La publicación de los Cuentos completos da una vuelta de tuerca a esa paradoja. Que Evelyn Waugh nos enriqueció con el brillo de su prosa —un brillo de una pureza que ninguno de sus
plomizos imitadores ha logrado alcanzar— está ya fuera de toda
duda. Waugh podía ser odioso, nadie lo niega, odioso incluso
con aquellos que lo encontraban afable; a muchos amigos les
chocaron los trallazos que administraba en sus diarios. Pero
¿quién puede decir si un alma no tiene ya remedio?

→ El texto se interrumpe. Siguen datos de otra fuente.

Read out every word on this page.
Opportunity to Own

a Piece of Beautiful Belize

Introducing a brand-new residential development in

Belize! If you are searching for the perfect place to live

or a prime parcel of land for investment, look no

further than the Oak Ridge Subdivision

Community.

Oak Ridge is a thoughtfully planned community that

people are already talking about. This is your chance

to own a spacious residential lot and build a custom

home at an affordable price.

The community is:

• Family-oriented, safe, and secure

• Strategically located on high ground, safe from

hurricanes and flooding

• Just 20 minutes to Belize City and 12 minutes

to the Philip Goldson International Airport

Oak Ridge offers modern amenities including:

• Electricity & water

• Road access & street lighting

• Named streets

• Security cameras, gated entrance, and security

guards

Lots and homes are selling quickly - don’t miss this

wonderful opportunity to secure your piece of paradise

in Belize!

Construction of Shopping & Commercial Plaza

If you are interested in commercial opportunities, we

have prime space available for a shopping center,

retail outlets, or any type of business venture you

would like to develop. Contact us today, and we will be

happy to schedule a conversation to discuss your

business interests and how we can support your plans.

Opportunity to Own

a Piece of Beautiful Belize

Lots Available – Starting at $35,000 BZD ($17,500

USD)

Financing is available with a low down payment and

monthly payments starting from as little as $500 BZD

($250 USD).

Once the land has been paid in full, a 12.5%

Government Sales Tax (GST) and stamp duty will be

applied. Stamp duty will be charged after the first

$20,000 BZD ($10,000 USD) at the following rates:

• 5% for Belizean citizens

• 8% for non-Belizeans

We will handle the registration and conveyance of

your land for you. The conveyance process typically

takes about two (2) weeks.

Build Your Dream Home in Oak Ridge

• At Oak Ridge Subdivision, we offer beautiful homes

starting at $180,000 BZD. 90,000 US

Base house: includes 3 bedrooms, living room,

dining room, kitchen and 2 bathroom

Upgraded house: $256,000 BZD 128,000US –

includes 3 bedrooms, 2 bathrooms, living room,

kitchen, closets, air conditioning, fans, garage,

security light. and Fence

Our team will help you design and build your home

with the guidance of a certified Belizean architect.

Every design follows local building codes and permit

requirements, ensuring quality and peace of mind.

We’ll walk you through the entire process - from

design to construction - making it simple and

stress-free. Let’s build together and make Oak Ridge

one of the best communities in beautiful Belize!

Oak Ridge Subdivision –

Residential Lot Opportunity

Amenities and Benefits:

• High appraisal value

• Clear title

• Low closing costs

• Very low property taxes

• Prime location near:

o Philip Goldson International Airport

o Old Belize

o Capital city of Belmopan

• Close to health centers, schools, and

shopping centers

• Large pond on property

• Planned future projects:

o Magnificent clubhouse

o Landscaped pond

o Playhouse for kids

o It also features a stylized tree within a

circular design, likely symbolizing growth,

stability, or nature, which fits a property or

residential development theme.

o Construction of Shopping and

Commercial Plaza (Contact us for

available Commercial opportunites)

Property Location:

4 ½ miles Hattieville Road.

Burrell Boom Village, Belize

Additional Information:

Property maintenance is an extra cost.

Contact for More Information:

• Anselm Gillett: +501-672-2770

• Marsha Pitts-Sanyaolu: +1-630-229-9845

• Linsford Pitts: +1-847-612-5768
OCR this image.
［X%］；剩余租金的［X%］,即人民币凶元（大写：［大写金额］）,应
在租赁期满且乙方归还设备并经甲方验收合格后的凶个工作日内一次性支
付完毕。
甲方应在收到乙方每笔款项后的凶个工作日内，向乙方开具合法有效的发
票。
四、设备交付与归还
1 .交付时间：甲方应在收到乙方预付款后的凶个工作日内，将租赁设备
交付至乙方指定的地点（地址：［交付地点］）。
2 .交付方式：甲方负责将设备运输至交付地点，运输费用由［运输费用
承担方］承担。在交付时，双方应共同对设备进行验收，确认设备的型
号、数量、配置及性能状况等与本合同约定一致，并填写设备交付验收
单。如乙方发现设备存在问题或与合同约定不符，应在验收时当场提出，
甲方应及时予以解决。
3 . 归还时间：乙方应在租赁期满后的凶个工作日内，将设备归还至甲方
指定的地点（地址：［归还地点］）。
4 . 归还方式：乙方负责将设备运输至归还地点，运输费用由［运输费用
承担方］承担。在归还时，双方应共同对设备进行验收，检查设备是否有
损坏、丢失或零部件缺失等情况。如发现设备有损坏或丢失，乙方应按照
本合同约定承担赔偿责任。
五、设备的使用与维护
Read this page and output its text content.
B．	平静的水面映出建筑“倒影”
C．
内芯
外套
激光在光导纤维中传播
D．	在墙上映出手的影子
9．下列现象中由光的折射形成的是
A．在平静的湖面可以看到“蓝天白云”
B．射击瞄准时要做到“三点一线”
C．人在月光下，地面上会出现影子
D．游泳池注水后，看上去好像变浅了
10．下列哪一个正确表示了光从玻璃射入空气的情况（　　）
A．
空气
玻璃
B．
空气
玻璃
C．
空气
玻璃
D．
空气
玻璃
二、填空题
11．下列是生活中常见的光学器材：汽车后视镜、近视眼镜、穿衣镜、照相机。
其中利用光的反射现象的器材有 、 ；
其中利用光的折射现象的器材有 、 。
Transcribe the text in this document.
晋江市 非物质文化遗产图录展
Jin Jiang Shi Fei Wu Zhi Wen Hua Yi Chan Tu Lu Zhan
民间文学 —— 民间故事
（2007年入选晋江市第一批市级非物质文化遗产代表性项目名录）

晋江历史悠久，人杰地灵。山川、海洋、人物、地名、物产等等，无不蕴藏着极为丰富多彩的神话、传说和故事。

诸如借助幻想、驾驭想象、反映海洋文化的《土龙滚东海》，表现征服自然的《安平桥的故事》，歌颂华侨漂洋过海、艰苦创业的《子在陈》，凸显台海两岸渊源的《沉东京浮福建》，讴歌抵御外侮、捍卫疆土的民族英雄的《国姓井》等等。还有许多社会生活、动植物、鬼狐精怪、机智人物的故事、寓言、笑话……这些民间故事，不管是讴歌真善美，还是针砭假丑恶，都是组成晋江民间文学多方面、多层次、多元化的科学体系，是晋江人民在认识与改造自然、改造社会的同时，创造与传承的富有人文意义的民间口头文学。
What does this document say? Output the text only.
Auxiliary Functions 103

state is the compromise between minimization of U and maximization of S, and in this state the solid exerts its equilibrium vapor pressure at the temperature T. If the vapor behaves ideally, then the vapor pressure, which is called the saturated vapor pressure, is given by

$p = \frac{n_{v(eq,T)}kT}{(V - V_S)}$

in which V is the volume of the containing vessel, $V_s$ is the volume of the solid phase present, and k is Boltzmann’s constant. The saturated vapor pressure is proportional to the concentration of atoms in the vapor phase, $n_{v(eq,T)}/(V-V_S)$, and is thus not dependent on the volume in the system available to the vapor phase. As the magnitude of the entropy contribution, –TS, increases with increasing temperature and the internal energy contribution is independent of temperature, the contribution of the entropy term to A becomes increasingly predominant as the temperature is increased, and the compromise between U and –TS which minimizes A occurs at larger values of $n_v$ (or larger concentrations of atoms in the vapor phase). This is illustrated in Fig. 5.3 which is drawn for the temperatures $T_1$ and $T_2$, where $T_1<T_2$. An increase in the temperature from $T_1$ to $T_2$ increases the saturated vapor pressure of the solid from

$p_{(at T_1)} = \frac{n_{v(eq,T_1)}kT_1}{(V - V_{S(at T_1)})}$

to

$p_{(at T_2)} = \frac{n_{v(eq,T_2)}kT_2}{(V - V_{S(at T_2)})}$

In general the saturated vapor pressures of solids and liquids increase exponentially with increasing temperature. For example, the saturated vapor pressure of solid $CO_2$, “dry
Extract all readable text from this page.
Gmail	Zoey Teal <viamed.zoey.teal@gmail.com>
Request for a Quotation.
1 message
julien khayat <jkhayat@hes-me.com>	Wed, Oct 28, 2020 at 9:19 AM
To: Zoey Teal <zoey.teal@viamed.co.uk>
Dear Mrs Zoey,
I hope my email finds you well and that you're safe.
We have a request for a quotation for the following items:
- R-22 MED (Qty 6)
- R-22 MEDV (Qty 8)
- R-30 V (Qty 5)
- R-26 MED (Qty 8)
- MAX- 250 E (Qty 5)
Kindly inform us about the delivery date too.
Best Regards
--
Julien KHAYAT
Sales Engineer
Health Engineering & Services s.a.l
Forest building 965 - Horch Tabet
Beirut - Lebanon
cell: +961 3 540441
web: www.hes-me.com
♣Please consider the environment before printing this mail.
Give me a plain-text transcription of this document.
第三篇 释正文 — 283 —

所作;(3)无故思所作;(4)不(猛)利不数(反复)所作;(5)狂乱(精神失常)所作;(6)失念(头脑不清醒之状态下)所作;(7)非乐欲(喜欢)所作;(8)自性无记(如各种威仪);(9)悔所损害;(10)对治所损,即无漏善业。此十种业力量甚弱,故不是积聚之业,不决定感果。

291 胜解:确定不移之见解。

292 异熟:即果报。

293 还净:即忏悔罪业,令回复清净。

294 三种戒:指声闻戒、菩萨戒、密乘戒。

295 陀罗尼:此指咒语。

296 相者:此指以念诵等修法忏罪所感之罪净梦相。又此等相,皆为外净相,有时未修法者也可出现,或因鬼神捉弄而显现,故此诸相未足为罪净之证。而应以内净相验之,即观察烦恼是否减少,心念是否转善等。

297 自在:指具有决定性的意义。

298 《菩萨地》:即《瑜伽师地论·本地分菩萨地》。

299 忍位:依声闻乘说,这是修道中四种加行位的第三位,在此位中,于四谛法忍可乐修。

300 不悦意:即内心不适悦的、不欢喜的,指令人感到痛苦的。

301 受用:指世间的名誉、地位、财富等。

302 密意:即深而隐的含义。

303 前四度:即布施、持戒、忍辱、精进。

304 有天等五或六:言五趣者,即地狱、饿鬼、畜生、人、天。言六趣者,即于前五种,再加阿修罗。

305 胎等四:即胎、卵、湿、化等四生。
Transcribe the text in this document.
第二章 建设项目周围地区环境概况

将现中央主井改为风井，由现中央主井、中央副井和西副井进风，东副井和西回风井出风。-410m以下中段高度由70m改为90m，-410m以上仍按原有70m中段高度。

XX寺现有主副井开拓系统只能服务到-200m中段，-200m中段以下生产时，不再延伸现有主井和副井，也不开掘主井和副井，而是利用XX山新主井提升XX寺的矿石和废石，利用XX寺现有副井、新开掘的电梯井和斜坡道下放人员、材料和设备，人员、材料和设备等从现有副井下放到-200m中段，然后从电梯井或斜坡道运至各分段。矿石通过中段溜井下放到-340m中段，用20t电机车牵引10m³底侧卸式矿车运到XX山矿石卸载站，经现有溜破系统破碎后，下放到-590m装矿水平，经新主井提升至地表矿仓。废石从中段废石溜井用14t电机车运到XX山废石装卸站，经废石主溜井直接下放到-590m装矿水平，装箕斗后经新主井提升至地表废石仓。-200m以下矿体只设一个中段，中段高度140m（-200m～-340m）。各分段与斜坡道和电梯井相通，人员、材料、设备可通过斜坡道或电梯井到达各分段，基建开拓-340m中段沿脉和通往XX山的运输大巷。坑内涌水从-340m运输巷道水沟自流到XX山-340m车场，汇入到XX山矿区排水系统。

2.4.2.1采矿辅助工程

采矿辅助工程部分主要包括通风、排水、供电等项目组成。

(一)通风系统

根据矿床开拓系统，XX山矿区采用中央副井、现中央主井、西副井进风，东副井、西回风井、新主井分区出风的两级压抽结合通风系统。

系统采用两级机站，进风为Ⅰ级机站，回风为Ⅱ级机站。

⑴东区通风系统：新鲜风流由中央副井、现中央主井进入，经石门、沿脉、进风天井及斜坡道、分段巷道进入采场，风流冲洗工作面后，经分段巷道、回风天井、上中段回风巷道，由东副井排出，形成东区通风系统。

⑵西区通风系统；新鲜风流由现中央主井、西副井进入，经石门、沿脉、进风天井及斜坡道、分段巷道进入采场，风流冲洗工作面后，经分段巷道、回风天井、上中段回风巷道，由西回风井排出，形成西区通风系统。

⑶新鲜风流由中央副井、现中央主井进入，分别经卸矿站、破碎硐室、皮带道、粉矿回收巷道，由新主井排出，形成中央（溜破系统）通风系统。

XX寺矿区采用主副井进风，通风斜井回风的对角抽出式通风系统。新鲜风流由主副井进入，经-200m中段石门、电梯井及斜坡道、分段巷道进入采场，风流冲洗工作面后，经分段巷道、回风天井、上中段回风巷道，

En su novela corta Helena, que todos salvo el propio Waugh consideran
menor, la heroína ofrece esta temblorosa plegaria a los Reyes
Magos: «¡Qué raros se os veía por el camino, flanqueados por
esos estrafalarios pajes, cargados con tan ridículos regalos!». A
aquellos que sólo conocen al Waugh de la leyenda —el arisco,
el desdichado, el agresivo— les va a sorprender su gran delicadeza. Sí, puede que a veces sea la delicadeza del puñal, pero,
pese a sus ridículas opiniones, no hay el menor asomo de torpeza en su obra y los personajes que vagan por ella —ya sea dolorosamente engañados, ya sea atontados por el alcohol— seguirán aportándonos consuelo con su compañía. Waugh reconoció
que la lucha entre los seres infames y embrutecidos y lo que él
denominaba «un hambre casi fatídica de permanencia» era a la
vez demasiado solemne y demasiado cómica como para que llegue a resolverse nunca. Waugh murió el domingo de Pascua de
1966, después de misa, en el váter de su casa; no podría haber
soñado un tránsito más apropiado a la otra vida.